Jim O'Shaughnessy, in his book What Works on the Wall Street, had similar findings using the PE ratio as a metric. When you buy into companies due to an amazing story and an expectation of future growth, you are most likely bound to be disappointed in the end.
(emphasis added throughout, edited for clarity):
Both All Stocks (comparable to the Total Stock Market) and Large Stocks( comparable to the S&P500) with high PE ratios perform substantially worse than the market. Companies with low PE ratios from both the All Stocks and Large Stocks universes do much better than the universe.
In both groups, stocks with low PE ratios do much better than stocks with high PE ratios. Moreover, there’s not much difference in risk. All the low PE groups provided higher returns over the periods, with lower risk than that of the universe. – Excerpt from What works on Wall Street.
Source: How investors get risk wrong (The Economist), What Works on Wall Street (Jim O'Shaughnessy), Global Investment Returns Yearbook 2024 (UBS) — Only a summary version is available to the general public.
Meritocracy triumphs inheritance
Most of us have seen a situation where someone got hired due to their wealth or connections rather than their raw skill.

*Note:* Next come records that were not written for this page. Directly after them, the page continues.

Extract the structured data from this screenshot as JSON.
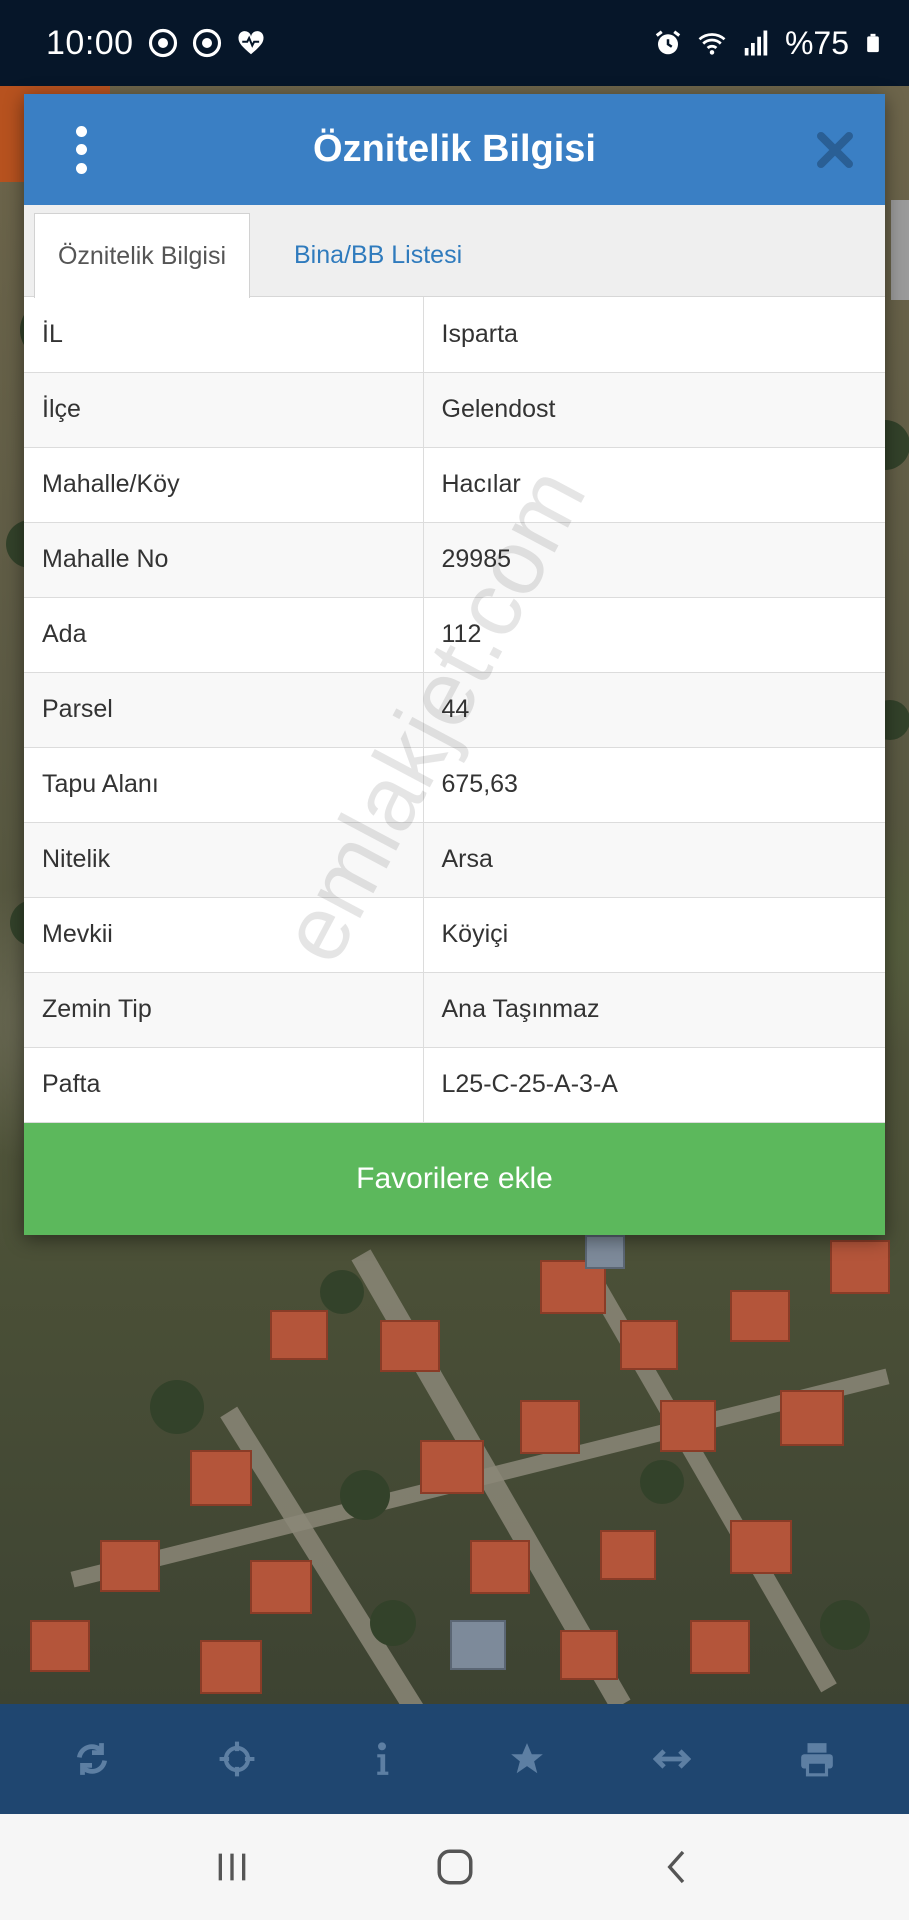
{
  "status_bar": {
    "time": "10:00",
    "battery": "%75"
  },
  "dialog": {
    "title": "Öznitelik Bilgisi",
    "tabs": [
      {
        "label": "Öznitelik Bilgisi",
        "active": true
      },
      {
        "label": "Bina/BB Listesi",
        "active": false
      }
    ],
    "rows": [
      {
        "key": "İL",
        "value": "Isparta"
      },
      {
        "key": "İlçe",
        "value": "Gelendost"
      },
      {
        "key": "Mahalle/Köy",
        "value": "Hacılar"
      },
      {
        "key": "Mahalle No",
        "value": "29985"
      },
      {
        "key": "Ada",
        "value": "112"
      },
      {
        "key": "Parsel",
        "value": "44"
      },
      {
        "key": "Tapu Alanı",
        "value": "675,63"
      },
      {
        "key": "Nitelik",
        "value": "Arsa"
      },
      {
        "key": "Mevkii",
        "value": "Köyiçi"
      },
      {
        "key": "Zemin Tip",
        "value": "Ana Taşınmaz"
      },
      {
        "key": "Pafta",
        "value": "L25-C-25-A-3-A"
      }
    ],
    "favorite_button": "Favorilere ekle"
  },
  "watermark": "emlakjet.com",
  "toolbar": {
    "icons": [
      "refresh-icon",
      "crosshair-icon",
      "info-icon",
      "star-icon",
      "measure-icon",
      "print-icon"
    ]
  },
  "colors": {
    "header": "#3a7fc4",
    "tab_link": "#2f7bbd",
    "favorite": "#5cb85c",
    "toolbar": "#1f4670",
    "status_bar": "#061629"
  }
}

Nowhere is this more prevalent than on Wall Street — When researchers evaluated the income of the families from which the fund managers came, they found that fund managers’ fathers reported a median income of $2,000 (in the 1940s), which put them in the top 10% of national income.
While this can be justified in some ways, what was interesting was that mutual fund managers from poor families outperformed managers from rich families.
We argue that managers born poor face higher entry barriers into asset management.
Consistent with this view, managers born poor are promoted only if they outperform while those born rich are more likely to be promoted for reasons unrelated to performance.
Managers from families in the top quintile of wealth underperform managers in the bottom quintile by up to 1.36% per year (significant at 1%) on the basis of the four-factor gross alpha. Similar results hold for alternative measures of performance, such as benchmark-adjusted fund returns and the dollar value extracted from capital markets — Excerpt from the paper
Source: Family Descent as a Signal of Managerial Quality: Evidence from Mutual Funds
Excellence is over-rated in investing
There’s a popular urban legend known as the Sports Illustrated cover jinx, which suggests that when an athlete makes the cover of Sports Illustrated, he or she will be “jinxed” and not perform up to the expectations. While there is a long list of examples showcasing the jinx, the rational explanation would be that the added press and distractions from the feature might be distracting the athletes.
Michelle Clayman had a similar concept for businesses. In his 1987 article "In Search of Excellence: The Investor's Viewpoint,” he examined the stock market performance of companies identified as “excellent” based on financial characteristics1 and compared them with 39 “unexcellent” (again, chosen based on the same financial characteristics) companies.
The study had two striking results:
There was significant evidence of reversion to the mean, with the growth and profitability of the excellent companies slowing over time.
The unexcellent companies as a portfolio outperformed both the excellent companies and the S&P 500.